The answer is as simple as it is distressing: special-interest money has once again trumped the public interest. That's why the auto industry was able to turn its back on hybrid technology for so long, and why our politicians refuse to this day to demand that the auto industry change its hydrocarbon-loving ways.
The numbers tell the story: The auto industry spent close to $37 million on lobbying in 2000. And you can bet that money wasn't spent trying to convince Congress to designate a "Windshield Wiper Appreciation Week." Although I'm sure Congress would have been glad to oblige if its deep-pocket pals in Detroit had only asked. After all, the industry has donated over $77 million to federal candidates and the political parties since the 1990 election -- with $12.5 million doled out during the 2002 election cycle.

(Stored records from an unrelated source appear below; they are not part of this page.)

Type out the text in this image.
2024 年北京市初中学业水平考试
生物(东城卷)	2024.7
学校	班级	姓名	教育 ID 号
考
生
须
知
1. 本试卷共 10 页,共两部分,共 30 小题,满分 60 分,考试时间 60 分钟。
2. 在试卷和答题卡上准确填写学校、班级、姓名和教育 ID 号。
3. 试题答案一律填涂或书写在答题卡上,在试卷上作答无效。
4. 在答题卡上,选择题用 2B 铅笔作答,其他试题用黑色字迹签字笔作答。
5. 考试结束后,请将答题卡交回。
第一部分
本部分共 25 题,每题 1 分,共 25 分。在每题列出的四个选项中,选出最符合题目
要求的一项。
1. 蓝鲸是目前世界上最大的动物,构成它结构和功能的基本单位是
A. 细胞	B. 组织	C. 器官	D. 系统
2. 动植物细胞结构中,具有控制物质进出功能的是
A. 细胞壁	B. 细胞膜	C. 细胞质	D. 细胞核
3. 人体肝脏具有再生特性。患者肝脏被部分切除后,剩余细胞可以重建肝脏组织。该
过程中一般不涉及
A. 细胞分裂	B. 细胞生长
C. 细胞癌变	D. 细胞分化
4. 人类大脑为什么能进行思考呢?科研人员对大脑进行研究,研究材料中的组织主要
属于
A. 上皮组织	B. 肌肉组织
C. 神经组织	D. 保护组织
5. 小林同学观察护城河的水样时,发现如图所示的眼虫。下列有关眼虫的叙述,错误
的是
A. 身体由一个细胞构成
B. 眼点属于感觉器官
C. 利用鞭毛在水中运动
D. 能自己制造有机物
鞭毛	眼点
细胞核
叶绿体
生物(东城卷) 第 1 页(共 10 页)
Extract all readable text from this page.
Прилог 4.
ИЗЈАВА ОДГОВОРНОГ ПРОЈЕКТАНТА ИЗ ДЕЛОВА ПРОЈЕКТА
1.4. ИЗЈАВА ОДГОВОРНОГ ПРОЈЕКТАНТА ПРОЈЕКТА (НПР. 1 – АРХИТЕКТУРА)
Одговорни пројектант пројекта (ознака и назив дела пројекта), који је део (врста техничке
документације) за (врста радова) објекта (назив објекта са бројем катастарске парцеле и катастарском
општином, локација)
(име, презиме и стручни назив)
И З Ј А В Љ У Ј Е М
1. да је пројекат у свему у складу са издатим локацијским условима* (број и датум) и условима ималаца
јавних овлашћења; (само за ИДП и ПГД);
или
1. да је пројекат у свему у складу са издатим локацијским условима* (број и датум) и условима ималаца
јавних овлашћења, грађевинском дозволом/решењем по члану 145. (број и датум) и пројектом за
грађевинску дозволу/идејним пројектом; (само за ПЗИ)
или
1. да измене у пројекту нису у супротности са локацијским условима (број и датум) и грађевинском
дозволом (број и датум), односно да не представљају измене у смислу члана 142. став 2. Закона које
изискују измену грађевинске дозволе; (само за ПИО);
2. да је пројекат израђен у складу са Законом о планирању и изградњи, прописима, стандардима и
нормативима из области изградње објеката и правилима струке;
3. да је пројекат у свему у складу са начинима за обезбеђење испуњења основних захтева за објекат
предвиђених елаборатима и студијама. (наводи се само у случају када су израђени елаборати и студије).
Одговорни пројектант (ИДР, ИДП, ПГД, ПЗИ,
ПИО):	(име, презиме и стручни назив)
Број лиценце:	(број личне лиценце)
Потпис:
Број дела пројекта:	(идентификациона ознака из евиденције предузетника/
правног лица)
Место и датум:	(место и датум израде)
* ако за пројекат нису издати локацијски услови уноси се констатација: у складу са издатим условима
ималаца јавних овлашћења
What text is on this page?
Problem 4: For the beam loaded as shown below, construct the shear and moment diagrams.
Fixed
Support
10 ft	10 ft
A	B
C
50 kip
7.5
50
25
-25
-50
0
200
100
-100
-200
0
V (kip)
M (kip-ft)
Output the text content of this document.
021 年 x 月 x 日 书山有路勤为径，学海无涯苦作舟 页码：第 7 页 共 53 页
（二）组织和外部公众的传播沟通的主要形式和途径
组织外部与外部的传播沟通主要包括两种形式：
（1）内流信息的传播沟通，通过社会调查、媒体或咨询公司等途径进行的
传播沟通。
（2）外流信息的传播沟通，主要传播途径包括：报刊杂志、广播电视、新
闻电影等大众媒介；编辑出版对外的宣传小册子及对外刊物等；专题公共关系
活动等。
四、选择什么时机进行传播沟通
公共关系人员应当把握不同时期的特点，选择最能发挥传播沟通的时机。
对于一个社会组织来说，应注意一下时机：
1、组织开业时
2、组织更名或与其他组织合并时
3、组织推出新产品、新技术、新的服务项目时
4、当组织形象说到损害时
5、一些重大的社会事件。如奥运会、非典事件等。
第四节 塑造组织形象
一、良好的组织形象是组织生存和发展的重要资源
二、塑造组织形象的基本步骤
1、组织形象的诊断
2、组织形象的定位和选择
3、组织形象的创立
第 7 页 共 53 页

It also doesn't hurt to have very good friends in very high places. Before becoming White House chief of staff, Andy Card was an executive at General Motors, and before that, the chief lobbyist for the Big Three automakers. And you wondered why the administration has thrown its considerable weight behind GM's efforts to overturn a California law requiring carmakers to put more energy-efficient models on the road?
Because of the corporate takeover of our democracy, Washington has remained firmly stuck in the Dark Ages of energy policy. That's why Bill Clinton came charging into office promising to raise fuel-efficiency standards to 45 miles per gallon but left without having increased it one inch per gallon. And why George W. Bush can try to score points by proposing to raise the ludicrously low SUV mileage standard by an equally ludicrous 1.5 mpg over the next four years.
It's also why the Big Three, once again, have to play catch-up with Toyota and Honda, which have been putting out hybrid cars since 1997. How ironic that if American car buyers want to do something truly patriotic, they have to buy Japanese to do it.
So Detroit has sensed -- belatedly but still ahead of the slow-coaches in Washington -- that public opinion is shifting, and has taken some baby steps toward meeting the rising demand for more socially responsible cars.
Now it's up to all of us to make sure that the pressure and the demand continue to grow. Otherwise, the auto industry will gladly underfund and underadvertise its hybrid models, allowing them to crash and burn -- yet more "proof" that American consumers don't really care about anything other than their precious SUVs.
And that would suit those gas-guzzlers in Detroit -- and those cash-nuzzlers in Washington just fine.